Only one conclusion can be arrived at from these data: the primary system is currently supplying students to the secondary system at a higher level than the secondary system is outputting. More crudely: the secondary system is dumbing down what has been achieved at the primary level.
Last year, the Planning Institute of Jamaica completed a comparative study of the 162 'CSEC-registered' secondary schools. They grouped them into the following three categories:
1. Upgraded secondary high schools
- 97, or 60 per cent
2. Secondary high schools
- 51, or 31 per cent
3. Technical High Schools
- 14, or nine per cent
Eighty-eight per cent of students in the secondary high school group scored above the national average in English and math. Twenty-five per cent of students in technical high schools scored above the national average. And only 13.4 per cent of students in upgraded secondary schools score above the national average. These numbers describe a brutal reality: after all these decades, these 'upgraded' high schools have yet to be upgraded.
The relapse of our children after GSAT seems to occur primarily in grades seven to nine, and especially in grade seven. Something is seriously wrong with the transition from the primary to the secondary levels. Part of it may be caused by poor teaching and principalship in secondary, as compared to primary, schools. Part of it may be linked to new economic demands on adolescents, especially in rural areas like upper Trelawny. Part of it could be because of the onset of adolescence-puberty, sex, popular culture, and so forth.
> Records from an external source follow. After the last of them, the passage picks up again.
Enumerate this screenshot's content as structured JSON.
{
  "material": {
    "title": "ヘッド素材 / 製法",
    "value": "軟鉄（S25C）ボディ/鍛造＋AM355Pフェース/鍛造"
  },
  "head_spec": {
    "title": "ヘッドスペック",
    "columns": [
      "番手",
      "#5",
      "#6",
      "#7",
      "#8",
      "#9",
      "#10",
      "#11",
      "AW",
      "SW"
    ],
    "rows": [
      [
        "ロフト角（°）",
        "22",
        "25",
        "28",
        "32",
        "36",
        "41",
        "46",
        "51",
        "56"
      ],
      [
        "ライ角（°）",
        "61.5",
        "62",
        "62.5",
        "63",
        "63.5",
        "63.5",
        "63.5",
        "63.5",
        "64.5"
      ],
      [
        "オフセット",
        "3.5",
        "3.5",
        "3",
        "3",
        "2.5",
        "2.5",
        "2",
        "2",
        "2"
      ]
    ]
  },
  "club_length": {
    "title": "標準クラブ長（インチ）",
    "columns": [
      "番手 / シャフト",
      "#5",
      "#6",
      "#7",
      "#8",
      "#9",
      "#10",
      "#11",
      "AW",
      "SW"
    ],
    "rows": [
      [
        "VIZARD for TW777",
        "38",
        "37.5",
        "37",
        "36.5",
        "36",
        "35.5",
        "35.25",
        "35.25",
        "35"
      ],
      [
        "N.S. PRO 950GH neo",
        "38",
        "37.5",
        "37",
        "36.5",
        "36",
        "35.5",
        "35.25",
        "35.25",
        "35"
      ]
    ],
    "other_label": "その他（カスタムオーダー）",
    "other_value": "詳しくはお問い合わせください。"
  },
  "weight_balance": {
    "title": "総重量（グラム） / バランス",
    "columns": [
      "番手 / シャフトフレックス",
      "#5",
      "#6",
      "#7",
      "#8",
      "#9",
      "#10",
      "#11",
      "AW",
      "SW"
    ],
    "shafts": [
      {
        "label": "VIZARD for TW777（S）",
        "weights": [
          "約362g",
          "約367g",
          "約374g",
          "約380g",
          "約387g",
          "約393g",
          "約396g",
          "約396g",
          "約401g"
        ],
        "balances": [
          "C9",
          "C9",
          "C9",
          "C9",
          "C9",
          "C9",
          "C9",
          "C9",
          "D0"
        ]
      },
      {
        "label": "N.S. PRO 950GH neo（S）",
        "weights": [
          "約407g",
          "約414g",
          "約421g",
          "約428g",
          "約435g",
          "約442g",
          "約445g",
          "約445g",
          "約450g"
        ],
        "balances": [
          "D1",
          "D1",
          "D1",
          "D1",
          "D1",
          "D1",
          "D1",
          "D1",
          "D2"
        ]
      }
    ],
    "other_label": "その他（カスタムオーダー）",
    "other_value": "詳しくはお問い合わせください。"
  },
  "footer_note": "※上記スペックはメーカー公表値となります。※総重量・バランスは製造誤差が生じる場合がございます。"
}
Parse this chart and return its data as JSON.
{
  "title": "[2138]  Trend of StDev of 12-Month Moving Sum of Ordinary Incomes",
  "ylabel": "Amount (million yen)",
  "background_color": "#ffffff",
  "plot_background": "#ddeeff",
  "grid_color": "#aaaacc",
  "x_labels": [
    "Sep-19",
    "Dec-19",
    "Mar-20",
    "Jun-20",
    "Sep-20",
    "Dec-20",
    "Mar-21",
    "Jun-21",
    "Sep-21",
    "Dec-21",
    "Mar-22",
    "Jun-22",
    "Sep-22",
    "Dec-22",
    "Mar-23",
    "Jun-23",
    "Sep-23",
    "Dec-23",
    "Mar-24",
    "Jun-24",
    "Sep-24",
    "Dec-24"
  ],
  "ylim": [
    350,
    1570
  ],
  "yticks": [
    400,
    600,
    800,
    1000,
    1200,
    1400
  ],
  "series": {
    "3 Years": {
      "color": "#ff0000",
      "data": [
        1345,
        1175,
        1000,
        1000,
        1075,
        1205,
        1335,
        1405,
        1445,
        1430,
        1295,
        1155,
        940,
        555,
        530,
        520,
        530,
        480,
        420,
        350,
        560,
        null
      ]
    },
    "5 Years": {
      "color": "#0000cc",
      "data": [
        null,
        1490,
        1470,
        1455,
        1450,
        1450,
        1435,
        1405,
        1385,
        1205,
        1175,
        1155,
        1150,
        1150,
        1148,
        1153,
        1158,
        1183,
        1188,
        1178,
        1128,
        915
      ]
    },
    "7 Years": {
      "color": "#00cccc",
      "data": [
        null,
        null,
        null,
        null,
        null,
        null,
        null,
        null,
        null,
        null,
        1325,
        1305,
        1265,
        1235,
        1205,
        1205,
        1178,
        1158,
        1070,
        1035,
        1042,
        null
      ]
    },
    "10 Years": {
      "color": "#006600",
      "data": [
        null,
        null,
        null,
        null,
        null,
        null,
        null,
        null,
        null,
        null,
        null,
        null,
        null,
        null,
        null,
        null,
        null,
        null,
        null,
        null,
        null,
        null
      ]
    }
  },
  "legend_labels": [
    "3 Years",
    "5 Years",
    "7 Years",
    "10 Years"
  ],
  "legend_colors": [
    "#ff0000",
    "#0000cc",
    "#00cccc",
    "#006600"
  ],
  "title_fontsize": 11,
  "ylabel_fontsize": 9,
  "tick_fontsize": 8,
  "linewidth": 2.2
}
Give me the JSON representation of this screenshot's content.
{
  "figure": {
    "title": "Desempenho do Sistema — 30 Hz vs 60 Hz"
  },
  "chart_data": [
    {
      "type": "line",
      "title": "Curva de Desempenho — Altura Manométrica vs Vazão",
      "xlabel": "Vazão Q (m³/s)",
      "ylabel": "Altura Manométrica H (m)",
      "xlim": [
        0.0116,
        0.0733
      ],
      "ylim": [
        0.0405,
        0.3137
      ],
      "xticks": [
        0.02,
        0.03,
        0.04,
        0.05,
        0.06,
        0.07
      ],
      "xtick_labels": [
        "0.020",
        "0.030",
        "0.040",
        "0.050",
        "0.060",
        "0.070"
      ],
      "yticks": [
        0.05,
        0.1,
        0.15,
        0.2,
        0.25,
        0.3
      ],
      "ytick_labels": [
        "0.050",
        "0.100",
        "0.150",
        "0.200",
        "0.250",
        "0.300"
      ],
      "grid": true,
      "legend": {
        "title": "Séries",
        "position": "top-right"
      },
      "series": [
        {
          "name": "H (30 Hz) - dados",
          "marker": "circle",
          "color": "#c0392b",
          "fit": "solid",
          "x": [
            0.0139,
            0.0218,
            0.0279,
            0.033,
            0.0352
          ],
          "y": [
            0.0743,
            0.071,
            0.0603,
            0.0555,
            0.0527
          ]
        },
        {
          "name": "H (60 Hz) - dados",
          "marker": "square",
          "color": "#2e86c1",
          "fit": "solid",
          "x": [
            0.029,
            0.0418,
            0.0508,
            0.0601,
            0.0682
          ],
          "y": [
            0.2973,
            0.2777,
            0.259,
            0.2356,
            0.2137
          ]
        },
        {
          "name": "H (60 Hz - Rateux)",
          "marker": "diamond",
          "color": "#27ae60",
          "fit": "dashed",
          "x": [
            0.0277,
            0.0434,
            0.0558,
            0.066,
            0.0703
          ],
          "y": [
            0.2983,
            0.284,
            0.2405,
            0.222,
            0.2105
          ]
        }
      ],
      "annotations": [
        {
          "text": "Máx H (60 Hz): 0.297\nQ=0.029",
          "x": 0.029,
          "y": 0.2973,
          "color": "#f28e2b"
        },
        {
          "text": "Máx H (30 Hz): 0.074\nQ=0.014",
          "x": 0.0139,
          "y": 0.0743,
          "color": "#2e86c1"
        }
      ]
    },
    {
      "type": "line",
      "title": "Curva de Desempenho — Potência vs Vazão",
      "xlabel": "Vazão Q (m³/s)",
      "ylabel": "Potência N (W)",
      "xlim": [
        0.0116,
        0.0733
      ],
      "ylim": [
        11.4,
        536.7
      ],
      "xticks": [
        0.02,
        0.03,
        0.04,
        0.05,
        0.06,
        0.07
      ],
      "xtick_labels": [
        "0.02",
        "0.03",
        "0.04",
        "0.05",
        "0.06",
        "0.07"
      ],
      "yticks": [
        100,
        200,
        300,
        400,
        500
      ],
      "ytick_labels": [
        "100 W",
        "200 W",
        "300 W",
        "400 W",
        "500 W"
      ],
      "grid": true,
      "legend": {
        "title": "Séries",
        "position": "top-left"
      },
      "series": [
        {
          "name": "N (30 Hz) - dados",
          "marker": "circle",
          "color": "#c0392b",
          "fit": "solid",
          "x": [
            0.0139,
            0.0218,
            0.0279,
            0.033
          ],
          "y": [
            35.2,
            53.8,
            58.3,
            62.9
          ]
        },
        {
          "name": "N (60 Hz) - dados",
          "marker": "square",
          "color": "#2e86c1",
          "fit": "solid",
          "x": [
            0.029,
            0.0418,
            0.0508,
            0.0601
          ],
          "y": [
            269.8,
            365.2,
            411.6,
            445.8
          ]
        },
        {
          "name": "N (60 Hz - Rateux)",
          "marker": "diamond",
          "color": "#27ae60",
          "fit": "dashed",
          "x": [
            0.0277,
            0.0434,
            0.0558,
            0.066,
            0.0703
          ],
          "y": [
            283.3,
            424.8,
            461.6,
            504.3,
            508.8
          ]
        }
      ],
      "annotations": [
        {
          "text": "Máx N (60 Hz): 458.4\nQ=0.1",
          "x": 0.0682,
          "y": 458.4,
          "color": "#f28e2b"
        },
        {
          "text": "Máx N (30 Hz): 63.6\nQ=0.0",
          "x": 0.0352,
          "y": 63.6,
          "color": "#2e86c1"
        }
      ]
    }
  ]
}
Whatever the source, the data suggest that a systemic problem of educational relapse has been taking place in age groups 12-14, especially affecting males.
This is not a problem which can be tackled by a special project. It is too systemic and all-pervasive. An entirely new and focused approach is needed. Fixing the educational experience of our adolescents is our principal challenge over the next five years. We must buckle down to tackle it without delay. The youth are our future and we must never forget it.